Número 37

27 de Janeiro de 2024

DOIS PARES E MEIO DE ASAS

Transforme-se o noticiador na coisa noticiada

MARTHA MENDES

Our Republic and its press will rise or fall together.

Joseph Pulitzer


Há já umas semanas que a principal notícia dos jornais são os jornais. Um dos maiores grupos de comunicação social do país enfrenta uma crise dramática e sem fim à vista: vencimentos em atrasos, risco de despedimento coletivo, jornalistas em greve. Em causa está um grupo que detém títulos como o Diário de Notícias ou a TSF. Nomes históricos e incontornáveis do Jornalismo português. Também por estes dias, um jornalista do Expresso foi agredido num evento organizado por estudantes da Universidade Católica Portuguesa, no âmbito de um ciclo de debates com líderes partidários. O evento – onde o líder da extrema-direita portuguesa foi discursar e responder a perguntas dos estudantes – era de presença interdita a jornalistas. Com eleições à porta, as respostas que um líder partidário tem para os jovens do nosso país não podem ser ouvidas, nem replicadas, pelos jornais. Enquanto uns jornalistas protestam na rua, outros são silenciados em salas onde se molda o futuro do país. Tudo isto é grito – e o grito é o mesmo.

Nas últimas décadas mudou quase tudo na forma de fazer Jornalismo, menos o essencial, que continua a ser sobre cidadania. Fazer perguntas, ouvir as respostas, encontrar a verdade e levá-la aos cidadãos para que eles façam escolhas informadas. Procurar o contexto, para além dos factos. Tentar ligar os pontos, pôr os números a falar, analisar a relação entre a realidade e o que se conta sobre ela. Em suma: o Jornalismo continua a ser sobre a defesa do interesse público. E, por isso, é preciso manter viva a voz de Ryszard Kapuscinski que nos disse que os cínicos não servem para este ofício. Não há que ter constrangimentos em assumi-lo: um bom jornalista tem motivações éticas. Não tem uma profissão, tem uma missão. Segura na caneta como quem segura na arma que defende a Democracia.

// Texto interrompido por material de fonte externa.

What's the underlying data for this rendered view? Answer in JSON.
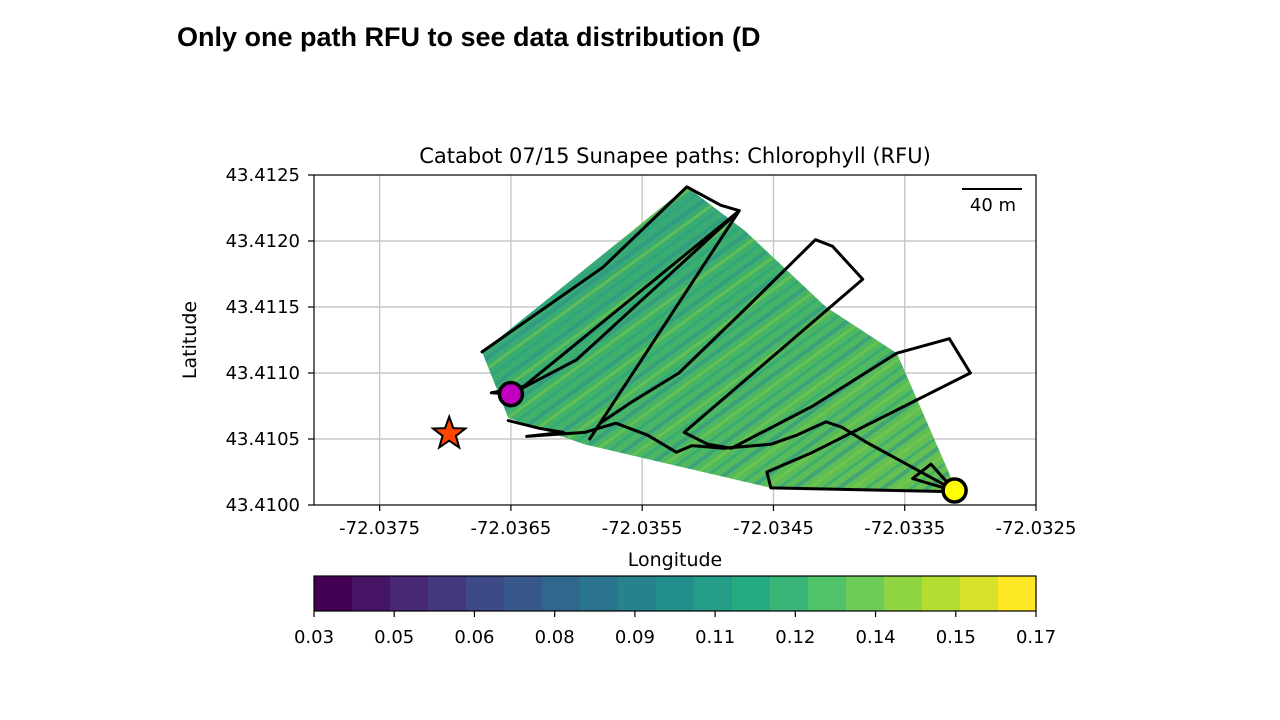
{
  "slide": {
    "title": "Only one path RFU to see data distribution (D"
  },
  "chart_data": {
    "type": "heatmap",
    "title": "Catabot 07/15 Sunapee paths: Chlorophyll (RFU)",
    "xlabel": "Longitude",
    "ylabel": "Latitude",
    "xlim": [
      -72.038,
      -72.0325
    ],
    "ylim": [
      43.41,
      43.4125
    ],
    "xticks": [
      "-72.0375",
      "-72.0365",
      "-72.0355",
      "-72.0345",
      "-72.0335",
      "-72.0325"
    ],
    "yticks": [
      "43.4125",
      "43.4120",
      "43.4115",
      "43.4110",
      "43.4105",
      "43.4100"
    ],
    "grid": true,
    "scalebar_label": "40 m",
    "colorbar": {
      "colormap": "viridis",
      "range": [
        0.03,
        0.17
      ],
      "tick_labels": [
        "0.03",
        "0.05",
        "0.06",
        "0.08",
        "0.09",
        "0.11",
        "0.12",
        "0.14",
        "0.15",
        "0.17"
      ],
      "levels": 19
    },
    "markers": [
      {
        "name": "start",
        "shape": "circle",
        "color": "#c000c0",
        "lon": -72.0365,
        "lat": 43.41084
      },
      {
        "name": "end",
        "shape": "circle",
        "color": "#ffff00",
        "lon": -72.03312,
        "lat": 43.41011
      },
      {
        "name": "station",
        "shape": "star",
        "color": "#ff4500",
        "lon": -72.03697,
        "lat": 43.41054
      }
    ],
    "survey_hull": [
      [
        -72.03672,
        43.41116
      ],
      [
        -72.03516,
        43.41241
      ],
      [
        -72.03472,
        43.41208
      ],
      [
        -72.0341,
        43.4115
      ],
      [
        -72.03356,
        43.41115
      ],
      [
        -72.0331,
        43.4101
      ],
      [
        -72.03452,
        43.41013
      ],
      [
        -72.03594,
        43.41046
      ],
      [
        -72.03652,
        43.41066
      ]
    ],
    "path": [
      [
        -72.03672,
        43.41116
      ],
      [
        -72.0358,
        43.4118
      ],
      [
        -72.03516,
        43.41241
      ],
      [
        -72.0349,
        43.41227
      ],
      [
        -72.03476,
        43.41223
      ],
      [
        -72.0364,
        43.4109
      ],
      [
        -72.03665,
        43.41085
      ],
      [
        -72.0365,
        43.41084
      ],
      [
        -72.036,
        43.4111
      ],
      [
        -72.03545,
        43.4116
      ],
      [
        -72.03476,
        43.41223
      ],
      [
        -72.0359,
        43.4105
      ],
      [
        -72.03582,
        43.41062
      ],
      [
        -72.03558,
        43.41078
      ],
      [
        -72.03522,
        43.411
      ],
      [
        -72.0347,
        43.4115
      ],
      [
        -72.03418,
        43.41201
      ],
      [
        -72.03405,
        43.41196
      ],
      [
        -72.03382,
        43.41171
      ],
      [
        -72.03518,
        43.41055
      ],
      [
        -72.035,
        43.41046
      ],
      [
        -72.03482,
        43.41043
      ],
      [
        -72.0342,
        43.41075
      ],
      [
        -72.03356,
        43.41115
      ],
      [
        -72.03316,
        43.41126
      ],
      [
        -72.033,
        43.411
      ],
      [
        -72.0342,
        43.4104
      ],
      [
        -72.03455,
        43.41025
      ],
      [
        -72.03452,
        43.41013
      ],
      [
        -72.0331,
        43.4101
      ],
      [
        -72.03344,
        43.4102
      ],
      [
        -72.0333,
        43.41031
      ],
      [
        -72.03322,
        43.41022
      ],
      [
        -72.03312,
        43.41011
      ],
      [
        -72.0338,
        43.41048
      ],
      [
        -72.03398,
        43.41059
      ],
      [
        -72.0341,
        43.41063
      ],
      [
        -72.03432,
        43.41053
      ],
      [
        -72.03452,
        43.41046
      ],
      [
        -72.03488,
        43.41043
      ],
      [
        -72.03512,
        43.41045
      ],
      [
        -72.03524,
        43.4104
      ],
      [
        -72.03546,
        43.41053
      ],
      [
        -72.0357,
        43.41062
      ],
      [
        -72.03594,
        43.41055
      ],
      [
        -72.03638,
        43.41052
      ],
      [
        -72.0361,
        43.41055
      ],
      [
        -72.03628,
        43.41058
      ],
      [
        -72.03652,
        43.41064
      ]
    ]
  }
}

Uma das principais e mais antigas estratégias dos ditadores é, através do medo, induzir as pessoas à autocensura. Começamos a calar-nos, primeiro, porque não muda nada. Depois, porque talvez seja melhor. E, por fim, porque talvez seja perigoso. E as ervas daninhas encontram terreno fértil no silêncio – principalmente, no silêncio dos que são a voz viva da Democracia. É quando todos se começam a calar que é mais importante fazer barulho. Em tempos, li uma entrevista ao Carl Bernstein em que ele respondia à pergunta “qual é a coisa mais importante do trabalho jornalístico?”  desta forma: “a coisa mais importante que nós, jornalistas, fazemos é decidir o que é notícia”. Esta resposta é de uma lucidez notável e – se a sua carreira não fosse suficiente – bastaria para justificá-lo com um dos melhores jornalistas da nossa história recente. São os jornalistas que decidem o assunto de que se fala, o que questionar, quem ouvir. Esse é o seu grande poder e a sua grande responsabilidade: orientar a luz para o que importa que as pessoas vejam, alertá-las sobre os temas que importa pensar. Numa altura em que vemos desperdiçar tanto tempo de antena com vozes que não fazem mais nada senão incitar ao ódio, à discriminação, à violência e à intolerância, vejo os jornalistas na rua – a fazerem manchetes sobre as condições precárias que enfrentam há anos, a fazerem notícias sobre o perigoso silenciamento sub-reptício que vai, aos poucos, condicionando o trabalho das redações – e penso que eles estão a honrar a sua missão.

Vi-os na rua, os meus camaradas. Li os seus cartazes de protesto, escritos à mão, por mãos que resistem: O Chat GPT não faz contraditório. Despedir jornalistas é matar o Jornalismo. Pela Democracia. Pela Liberdade das pessoas. O Jornalismo está na rua, para que a poesia a possa continuar a habitar.

Há uma velha máxima jornalística que diz que o jornalista não é notícia e não deve confundir-se com ela. Os americanos resumem a ideia no aforismo newsmen is no news que, por norma, é recomendável seguir à letra. Mas numa altura em que o Jornalismo é tão ameaçado – e com ele a nossa Democracia – está na altura de assumirmos que esta é a notícia do dia. Parem as máquinas. Espalhem a notícia. Transforme-se o noticiador na coisa noticiada.